Coding Agents Challenge the Boring Technology Principle
- •Coding agents use large context windows to master new tools via real-time documentation.
- •Human technical choices override model biases toward popular software stacks like Stripe or GitHub.
- •Standardized 'Skills' from major platforms help agents integrate with modern, fast-moving ecosystems.
Simon Willison (co-creator of Django and prominent tech blogger) explores a significant shift in how AI-assisted programming impacts technical decision-making. Historically, developers were encouraged to "choose boring technology"—mature, well-documented tools with extensive online presence. This was largely because early models performed significantly better on widely used languages like Python or JavaScript, which dominated their training datasets.
However, the advent of sophisticated coding agents and expanded context windows (the amount of information a model can process at once) is changing this dynamic. Modern agents can now ingest real-time documentation or private codebase patterns on the fly. By simply prompting an agent to read a tool's "help" output or local examples, developers can effectively "teach" the model to work with brand-new or niche technologies via in-context learning—the ability of a model to adapt to new info within a prompt.

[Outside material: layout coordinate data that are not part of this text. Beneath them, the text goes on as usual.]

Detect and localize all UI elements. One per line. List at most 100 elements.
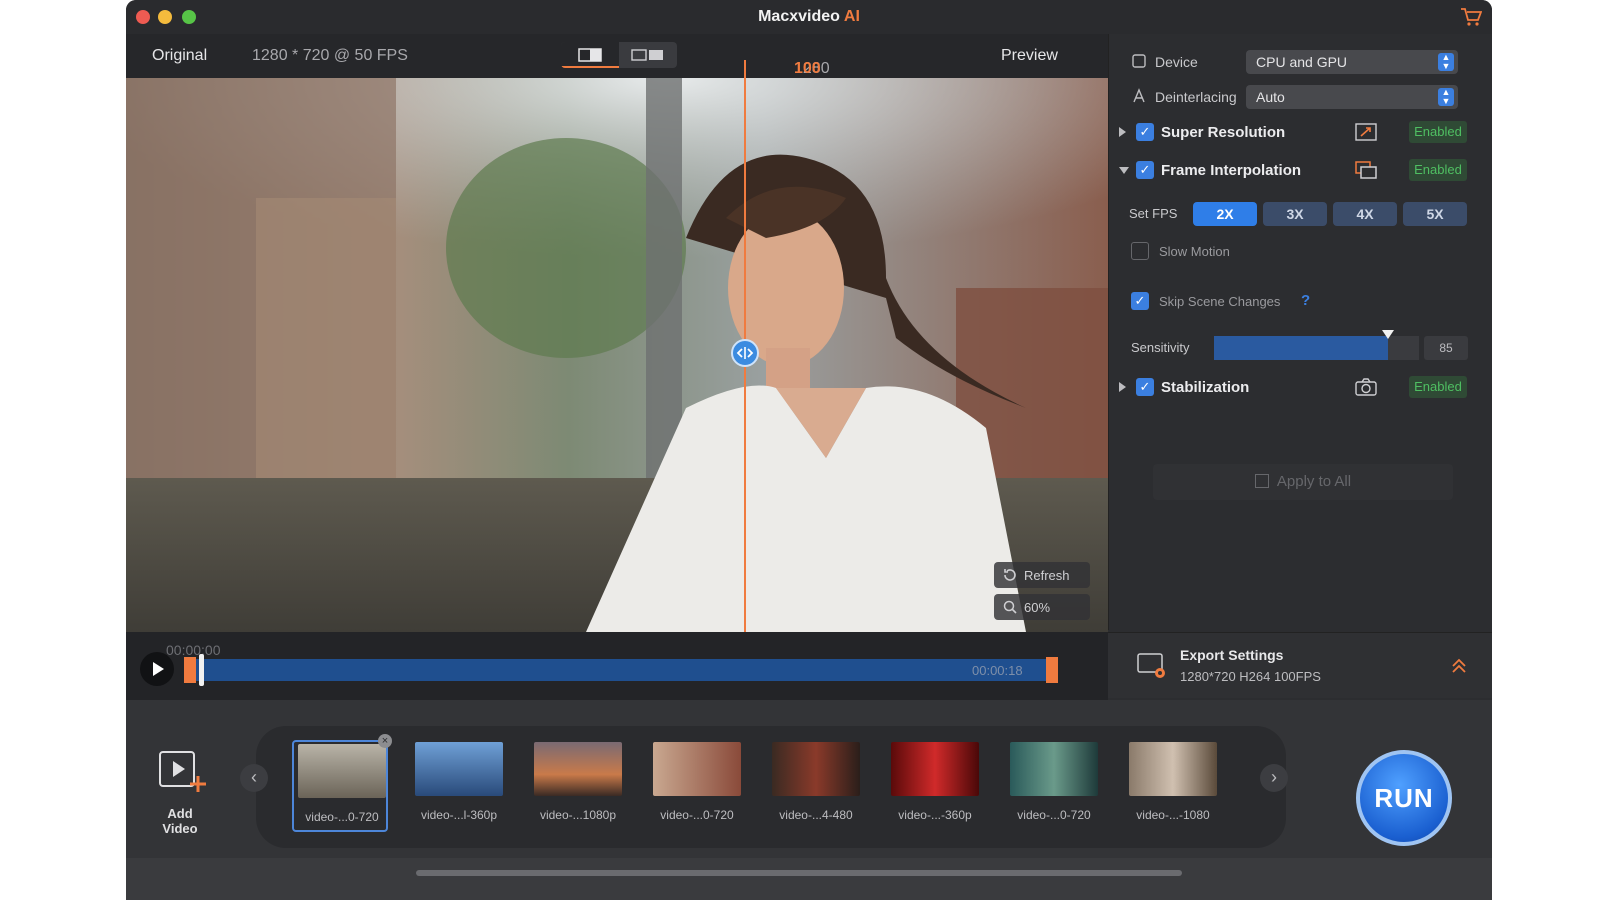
camera-icon	[1355, 378, 1377, 396]
bottom-shelf	[126, 858, 1492, 900]
thumbnail-image	[534, 742, 622, 796]
export-subtitle: 1280*720 H264 100FPS	[1180, 669, 1321, 684]
preview-header: Original 1280 * 720 @ 50 FPS 1280 * 720 …	[126, 34, 1108, 131]
export-settings[interactable]: Export Settings 1280*720 H264 100FPS	[1108, 632, 1492, 698]
thumbnail-name: video-...-360p	[898, 808, 972, 822]
playhead[interactable]	[199, 654, 204, 686]
video-thumbnail[interactable]: video-...0-720	[1006, 740, 1102, 832]
thumbnail-image	[298, 744, 386, 798]
video-list-area: Add Video ‹ video-...0-720 × video-...l-…	[126, 700, 1492, 900]
view-mode-toggle[interactable]	[561, 42, 677, 68]
frames-icon	[1355, 161, 1377, 179]
refresh-icon	[1004, 569, 1016, 581]
refresh-button[interactable]: Refresh	[994, 562, 1090, 588]
set-fps-label: Set FPS	[1129, 206, 1178, 221]
thumbnail-image	[1129, 742, 1217, 796]
collapse-chevron-icon[interactable]	[1119, 167, 1129, 174]
video-preview[interactable]: Refresh 60%	[126, 78, 1108, 632]
select-arrows-icon: ▲ ▼	[1438, 53, 1454, 71]
app-window: Macxvideo AI Original 1280 * 720 @ 50 FPS…	[126, 0, 1492, 900]
sensitivity-row: Sensitivity 85	[1109, 330, 1492, 360]
device-label: Device	[1155, 54, 1198, 70]
settings-panel: Device CPU and GPU ▲ ▼ Deinterlacing Auto…	[1108, 34, 1492, 630]
apply-to-all-button[interactable]: Apply to All	[1153, 464, 1453, 500]
thumbnail-image	[891, 742, 979, 796]
run-button[interactable]: RUN	[1356, 750, 1452, 846]
trim-end-handle[interactable]	[1046, 657, 1058, 683]
split-view-icon	[578, 48, 602, 62]
app-title: Macxvideo AI	[126, 8, 1492, 26]
zoom-icon	[1003, 600, 1017, 614]
help-icon[interactable]: ?	[1301, 292, 1310, 309]
thumbnail-name: video-...0-720	[305, 810, 379, 824]
set-fps-row: Set FPS 2X 3X 4X 5X	[1109, 202, 1492, 226]
thumbnail-name: video-...0-720	[660, 808, 734, 822]
video-frame	[126, 78, 1108, 632]
zoom-button[interactable]: 60%	[994, 594, 1090, 620]
video-thumbnail[interactable]: video-...-360p	[887, 740, 983, 832]
sensitivity-value[interactable]: 85	[1424, 336, 1468, 360]
thumbnail-image	[1010, 742, 1098, 796]
thumbnail-image	[415, 742, 503, 796]
preview-label: Preview	[1001, 47, 1058, 64]
thumbnail-image	[772, 742, 860, 796]
super-resolution-checkbox[interactable]: ✓	[1136, 123, 1154, 141]
original-info: 1280 * 720 @ 50 FPS	[252, 47, 408, 64]
add-video-button[interactable]: Add Video	[148, 746, 212, 836]
remove-video-icon[interactable]: ×	[378, 734, 392, 748]
scroll-right-button[interactable]: ›	[1260, 764, 1288, 792]
thumbnail-name: video-...1080p	[539, 808, 617, 822]
drag-arrows-icon	[736, 347, 754, 359]
slow-motion-row: Slow Motion	[1109, 242, 1492, 262]
apply-all-icon	[1254, 474, 1269, 488]
video-thumbnail[interactable]: video-...l-360p	[411, 740, 507, 832]
skip-scene-row: ✓ Skip Scene Changes ?	[1109, 292, 1492, 312]
play-button[interactable]	[140, 652, 174, 686]
cart-icon[interactable]	[1460, 7, 1482, 27]
deinterlacing-select[interactable]: Auto ▲ ▼	[1246, 85, 1458, 109]
split-view-button[interactable]	[561, 42, 619, 68]
thumbnail-scrollbar[interactable]	[416, 870, 1182, 876]
export-icon	[1137, 653, 1165, 678]
video-thumbnail[interactable]: video-...0-720	[649, 740, 745, 832]
scroll-left-button[interactable]: ‹	[240, 764, 268, 792]
timeline-track[interactable]	[196, 659, 1046, 681]
deinterlacing-value: Auto	[1256, 89, 1285, 105]
super-resolution-label: Super Resolution	[1161, 124, 1286, 141]
fps-3x-button[interactable]: 3X	[1263, 202, 1327, 226]
super-resolution-row: ✓ Super Resolution Enabled	[1109, 121, 1492, 143]
thumbnail-image	[653, 742, 741, 796]
split-compare-handle[interactable]	[731, 339, 759, 367]
title-bar: Macxvideo AI	[126, 0, 1492, 34]
frame-interpolation-row: ✓ Frame Interpolation Enabled	[1109, 159, 1492, 181]
skip-scene-checkbox[interactable]: ✓	[1131, 292, 1149, 310]
sensitivity-slider-fill	[1214, 336, 1389, 360]
apply-all-label: Apply to All	[1276, 473, 1352, 490]
expand-chevron-icon[interactable]	[1119, 127, 1126, 137]
refresh-label: Refresh	[1024, 568, 1070, 583]
app-title-accent: AI	[843, 8, 860, 25]
device-icon	[1132, 54, 1146, 68]
stabilization-checkbox[interactable]: ✓	[1136, 378, 1154, 396]
side-by-side-button[interactable]	[619, 42, 677, 68]
video-thumbnail[interactable]: video-...1080p	[530, 740, 626, 832]
video-thumbnail[interactable]: video-...0-720 ×	[292, 734, 392, 832]
chevron-up-icon[interactable]	[1450, 657, 1468, 675]
trim-start-handle[interactable]	[184, 657, 196, 683]
slow-motion-checkbox[interactable]	[1131, 242, 1149, 260]
fps-5x-button[interactable]: 5X	[1403, 202, 1467, 226]
fps-2x-button[interactable]: 2X	[1193, 202, 1257, 226]
sensitivity-slider-thumb[interactable]	[1382, 330, 1395, 339]
device-value: CPU and GPU	[1256, 54, 1348, 70]
frame-interpolation-status: Enabled	[1409, 159, 1467, 181]
video-thumbnail[interactable]: video-...-1080	[1125, 740, 1221, 832]
video-thumbnail[interactable]: video-...4-480	[768, 740, 864, 832]
device-select[interactable]: CPU and GPU ▲ ▼	[1246, 50, 1458, 74]
fps-4x-button[interactable]: 4X	[1333, 202, 1397, 226]
frame-interpolation-checkbox[interactable]: ✓	[1136, 161, 1154, 179]
start-time: 00:00:00	[166, 642, 221, 658]
app-title-text: Macxvideo	[758, 8, 840, 25]
sensitivity-slider[interactable]	[1214, 330, 1419, 360]
expand-chevron-icon[interactable]	[1119, 382, 1126, 392]
thumbnail-name: video-...4-480	[779, 808, 853, 822]
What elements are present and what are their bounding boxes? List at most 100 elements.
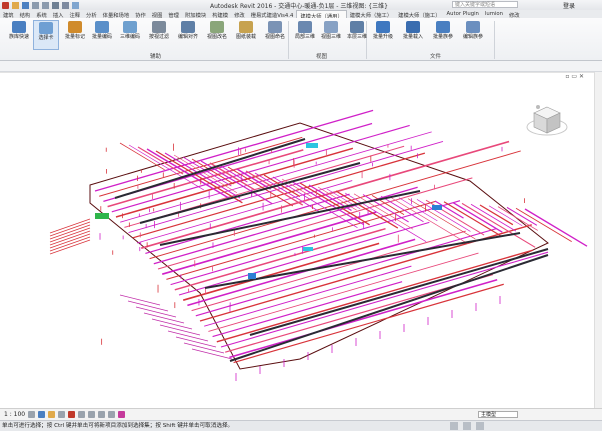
3d-view-icon[interactable]	[72, 1, 79, 9]
save-icon[interactable]	[22, 1, 29, 9]
ribbon-button-label: 批量编码	[91, 34, 112, 40]
ribbon-button-label: 编辑族参	[462, 34, 483, 40]
duct-segment	[119, 294, 161, 306]
app-menu-icon[interactable]	[2, 1, 9, 9]
ribbon-button[interactable]: 三维编码	[117, 20, 143, 50]
ribbon-button-label: 视图改名	[206, 34, 227, 40]
filter-icon[interactable]	[476, 422, 484, 430]
ribbon-tab[interactable]: 建模大师（施工）	[347, 10, 395, 19]
ribbon-tab[interactable]: 体量和场地	[100, 10, 133, 19]
ribbon-tab[interactable]: 协作	[132, 10, 149, 19]
ribbon-tab[interactable]: 插入	[50, 10, 67, 19]
ribbon-tab[interactable]: 结构	[17, 10, 34, 19]
temp-hide-icon[interactable]	[108, 411, 116, 418]
ribbon-button[interactable]: 视图命名	[262, 20, 288, 50]
group-label-aux: 辅助	[150, 54, 162, 60]
ribbon-button[interactable]: 批量编码	[89, 20, 115, 50]
duct-segment	[135, 306, 177, 318]
duct-segment	[49, 239, 91, 255]
visual-style-icon[interactable]	[38, 411, 46, 418]
detail-level-icon[interactable]	[28, 411, 36, 418]
ribbon-button-label: 选择卡	[38, 35, 54, 41]
view-control-bar: 1 : 100 主模型	[0, 408, 602, 420]
ribbon-tab[interactable]: 附加模块	[182, 10, 209, 19]
duct-segment	[49, 233, 91, 249]
ribbon-tab[interactable]: 构建模	[209, 10, 231, 19]
ribbon-button[interactable]: 族库快速	[6, 20, 32, 50]
ribbon-tab[interactable]: 建筑	[0, 10, 17, 19]
ribbon-tool-icon	[268, 21, 282, 33]
workset-icon[interactable]	[450, 422, 458, 430]
ribbon-button[interactable]: 编辑对齐	[175, 20, 201, 50]
design-option-icon[interactable]	[463, 422, 471, 430]
ribbon-tab[interactable]: 修改	[506, 10, 523, 19]
shadows-icon[interactable]	[58, 411, 66, 418]
crop-icon[interactable]	[78, 411, 86, 418]
duct-segment	[204, 265, 412, 327]
ribbon-tab[interactable]: 管理	[165, 10, 182, 19]
hide-crop-icon[interactable]	[88, 411, 96, 418]
ribbon-button[interactable]: 视图三维	[318, 20, 344, 50]
mep-3d-model[interactable]	[0, 73, 594, 409]
ribbon-tab[interactable]: 系统	[33, 10, 50, 19]
login-link[interactable]: 登录	[563, 1, 575, 10]
options-bar	[0, 61, 602, 72]
duct-segment	[119, 142, 165, 171]
duct-segment	[182, 242, 380, 301]
ribbon-button[interactable]: 本层三维	[344, 20, 370, 50]
scale-label[interactable]: 1 : 100	[4, 411, 25, 418]
sun-path-icon[interactable]	[48, 411, 56, 418]
ribbon-tab[interactable]: 建模大师（通用）	[296, 10, 347, 20]
measure-icon[interactable]	[52, 1, 59, 9]
ribbon-tool-icon	[466, 21, 480, 33]
ribbon-button[interactable]: 按视过滤	[146, 20, 172, 50]
open-icon[interactable]	[12, 1, 19, 9]
quick-access-toolbar	[2, 0, 79, 10]
ribbon-tool-icon	[152, 21, 166, 33]
lock-view-icon[interactable]	[98, 411, 106, 418]
ribbon-tab[interactable]: 分析	[83, 10, 100, 19]
ribbon-button[interactable]: 图纸装载	[233, 20, 259, 50]
undo-icon[interactable]	[32, 1, 39, 9]
ribbon-button[interactable]: 批量升级	[370, 20, 396, 50]
duct-segment	[166, 200, 436, 280]
ribbon-button-label: 批量载入	[402, 34, 423, 40]
ribbon-button[interactable]: 选择卡	[33, 20, 59, 50]
ribbon-tab[interactable]: lumion	[482, 10, 506, 18]
duct-segment	[195, 228, 497, 317]
ribbon-tab[interactable]: 注释	[66, 10, 83, 19]
reveal-hidden-icon[interactable]	[118, 411, 126, 418]
ribbon-tab[interactable]: 建模大师（施工）	[395, 10, 443, 19]
ribbon-button[interactable]: 批量族参	[430, 20, 456, 50]
ribbon-button[interactable]: 局部三维	[292, 20, 318, 50]
ribbon-tool-icon	[298, 21, 312, 33]
duct-segment	[143, 312, 185, 324]
duct-segment	[132, 152, 426, 239]
redo-icon[interactable]	[42, 1, 49, 9]
duct-segment	[229, 279, 498, 359]
text-icon[interactable]	[62, 1, 69, 9]
ribbon-button[interactable]: 批量标记	[62, 20, 88, 50]
search-input[interactable]: 键入关键字或短语	[452, 1, 518, 8]
ribbon-button-label: 三维编码	[119, 34, 140, 40]
vertical-scrollbar[interactable]	[594, 72, 602, 408]
ribbon-button[interactable]: 视图改名	[204, 20, 230, 50]
ribbon-tool-icon	[239, 21, 253, 33]
ribbon-tool-icon	[376, 21, 390, 33]
model-select[interactable]: 主模型	[478, 411, 518, 418]
ribbon-tab[interactable]: Autor Plugin	[444, 10, 482, 18]
ribbon-tab[interactable]: 视图	[149, 10, 166, 19]
duct-network	[49, 109, 588, 381]
ribbon-button-label: 族库快速	[8, 34, 29, 40]
ribbon-tool-icon	[436, 21, 450, 33]
ribbon-button[interactable]: 编辑族参	[460, 20, 486, 50]
3d-viewport[interactable]: ▫ ▭ ✕	[0, 72, 594, 409]
ribbon-button[interactable]: 批量载入	[400, 20, 426, 50]
ribbon-tool-icon	[181, 21, 195, 33]
duct-segment	[159, 324, 201, 336]
ribbon-tab[interactable]: 修改	[231, 10, 248, 19]
ribbon-tab[interactable]: 橙易式建造Vis4.4	[248, 10, 297, 19]
render-icon[interactable]	[68, 411, 76, 418]
duct-segment	[151, 318, 193, 330]
ribbon-button-label: 视图命名	[264, 34, 285, 40]
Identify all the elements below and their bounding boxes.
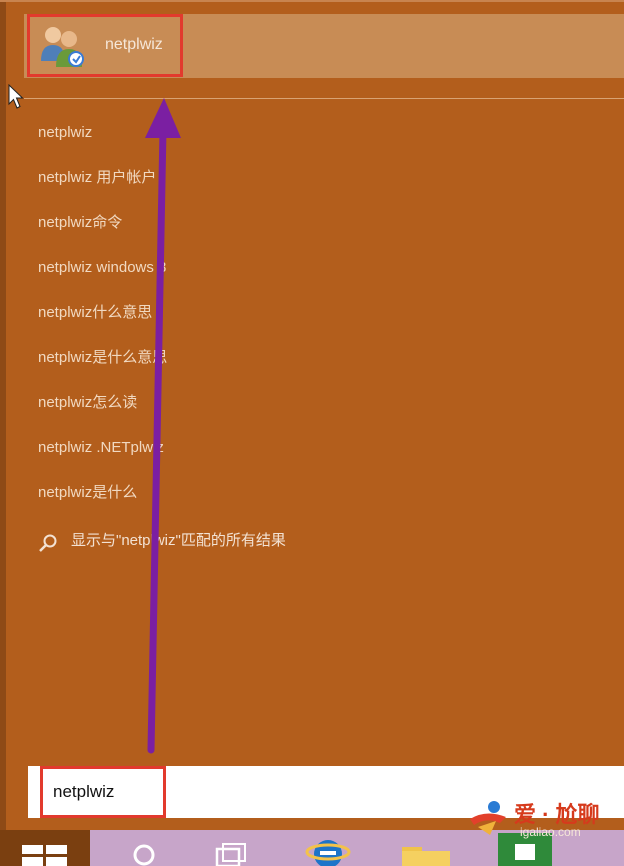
- folder-icon[interactable]: [400, 845, 452, 866]
- watermark: 爱 · 尬聊 igaliao.com: [466, 797, 616, 839]
- watermark-url: igaliao.com: [520, 825, 581, 839]
- search-all-label: 显示与"netplwiz"匹配的所有结果: [71, 532, 286, 549]
- task-view-icon[interactable]: [215, 843, 247, 866]
- search-icon: [39, 534, 57, 552]
- suggestion-item[interactable]: netplwiz怎么读: [38, 390, 167, 435]
- suggestion-item[interactable]: netplwiz是什么: [38, 480, 167, 525]
- divider: [24, 98, 624, 99]
- suggestion-item[interactable]: netplwiz windows 8: [38, 255, 167, 300]
- suggestion-item[interactable]: netplwiz是什么意思: [38, 345, 167, 390]
- suggestion-item[interactable]: netplwiz什么意思: [38, 300, 167, 345]
- suggestion-item[interactable]: netplwiz: [38, 120, 167, 165]
- suggestion-list: netplwiz netplwiz 用户帐户 netplwiz命令 netplw…: [38, 120, 167, 525]
- suggestion-item[interactable]: netplwiz 用户帐户: [38, 165, 167, 210]
- top-edge: [0, 0, 624, 2]
- search-input[interactable]: [40, 766, 166, 818]
- search-icon[interactable]: [130, 843, 158, 866]
- internet-explorer-icon[interactable]: [305, 836, 351, 866]
- suggestion-item[interactable]: netplwiz命令: [38, 210, 167, 255]
- left-edge: [0, 0, 6, 866]
- users-icon: [37, 22, 87, 70]
- suggestion-item[interactable]: netplwiz .NETplwiz: [38, 435, 167, 480]
- mouse-pointer-icon: [8, 84, 24, 109]
- site-logo-icon: [470, 801, 506, 835]
- windows-logo-icon[interactable]: [22, 845, 68, 866]
- best-match-label: netplwiz: [105, 36, 163, 53]
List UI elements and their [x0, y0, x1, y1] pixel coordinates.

Recent studies into tools like Claude Code (a command-line interface for coding) suggest that while AI might exhibit a "near monopoly" bias toward specific stacks like Stripe or shadcn/ui, human intervention remains the deciding factor. The rapid adoption of standardized "Skills"—pre-packaged capabilities released by platforms like Supabase and Vercel—further enables agents to bridge the gap between training data and cutting-edge software development.